Pull Over for Tenille Townes’ Lemonade Stand

"Creativity Has Such a Way of Knocking Down the Doors of the Things That Scare Us"

You know that feeling you get when you drive by a lemonade stand, when you aren’t technically thirsty but you still know you should pull over and you’re always glad you did? That’s exactly how you’ll feel when you listen to Tenille Townes’ debut album The Lemonade Stand, due out Friday (June 26).

It’s the kind of refreshing country music you didn’t even know your life was thirsty for. (The name comes not from a song title but from a lyric within her debut single “Somebody’s Daughter.”)

Townes — who was born and raised in Alberta, Canada — listened to all kinds of music to prepare for this album.
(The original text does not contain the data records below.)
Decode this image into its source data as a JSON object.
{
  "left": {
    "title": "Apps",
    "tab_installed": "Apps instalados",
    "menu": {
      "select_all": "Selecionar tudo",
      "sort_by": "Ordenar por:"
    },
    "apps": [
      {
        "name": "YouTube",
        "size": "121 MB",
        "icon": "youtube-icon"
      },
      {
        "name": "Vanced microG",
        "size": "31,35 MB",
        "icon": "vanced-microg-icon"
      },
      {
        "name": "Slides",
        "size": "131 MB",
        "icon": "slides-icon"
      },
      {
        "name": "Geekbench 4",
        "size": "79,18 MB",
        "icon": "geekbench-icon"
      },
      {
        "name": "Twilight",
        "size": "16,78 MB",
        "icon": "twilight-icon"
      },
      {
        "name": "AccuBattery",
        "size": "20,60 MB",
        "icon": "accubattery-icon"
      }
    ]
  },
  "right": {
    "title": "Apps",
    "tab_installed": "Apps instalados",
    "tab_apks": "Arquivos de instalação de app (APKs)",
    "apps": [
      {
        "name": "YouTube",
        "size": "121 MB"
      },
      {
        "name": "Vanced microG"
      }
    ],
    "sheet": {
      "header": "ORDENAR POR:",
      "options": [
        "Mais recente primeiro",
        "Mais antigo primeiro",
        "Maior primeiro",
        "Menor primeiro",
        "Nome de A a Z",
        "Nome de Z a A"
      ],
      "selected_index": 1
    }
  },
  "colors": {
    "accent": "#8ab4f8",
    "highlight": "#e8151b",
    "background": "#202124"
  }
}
Because in her mind, it wasn’t a matter of if she’d move to Nashville but when. I asked Townes if there was some kind of pivotal moment in her life when she knew she had to make that bold, scary leap of faith, and she told me it was more like a gradual turn of events.

“For me, it was like an internal compass that was screaming so loudly at you to follow what you’re being called to,” Townes told me of her move to Nashville in 2013 at just 19 years old. “You can’t ignore it. So it wasn’t one moment, but more of an accumulation of a lot of little moments. I was playing in Canada, but I just felt like I had to take the next step.

“And Nashville was that for me.”

Townes and I went on to talk about the music scene in Nashville, the lack of touring right now, the songs she grew up on, and especially about the lyrics. Because she’s always said that she was that girl who would listen to music and read along with every lyric in the CD booklet.

CMT.com: Let’s talk about how you would read along with the lyrics. For me, it was a cassette’s J-card, but I can still relate. I’d read everything: the lyrics, the songwriter credits, the band members’ names. So when you were a girl, which songs/albums/lyrics were most memorable to you as you were reading along?

Townes: Shania Twain’s The Woman in Me and Come on Over are paper-thin lyric booklets by now. Also Carolyn Dawn Johnson’s Room with a View. I obsessed over that record. And while I obsessed over her lyrics, I also noticed on that album that she was a writer on every single one of her songs. I just thought that was so cool. I also had the early Keith Urban records, and all the Eric Church projects. But at the time, I was also listening to The Joshua Tree all the time with my dad because he’s a big U2 fan. Plus there was Fleetwood Mac’s Rumours and Dolly Parton’s Coat of Many Colors. Just some of the ones that set the bar so high, and became the music that showed me pieces of myself.

Is that kind of what you tried to do with these 12 songs: be that artist for anyone like-minded enough to be obsessed with lyrics?

It’s always on my mind, but especially when I’m writing songs, the only thing on my mind is telling the story of that song. And then I think about that awareness and make sure it’s worthy of being turned up and has someone singing along in the back seat. It’s important to me to think about that. The voice that comes in at the end of “The Most Beautiful Things” is this little girl named Amelia, who is only 7 years old. And hearing that feels like such a special full-circle moment, and a reminder of all of those young girls turning up these songs like I used to when I would dream of making a record like this. Amelia is the daughter of our engineer, Jason Hall. I immediately started weeping just thinking about being able to close out the record with that.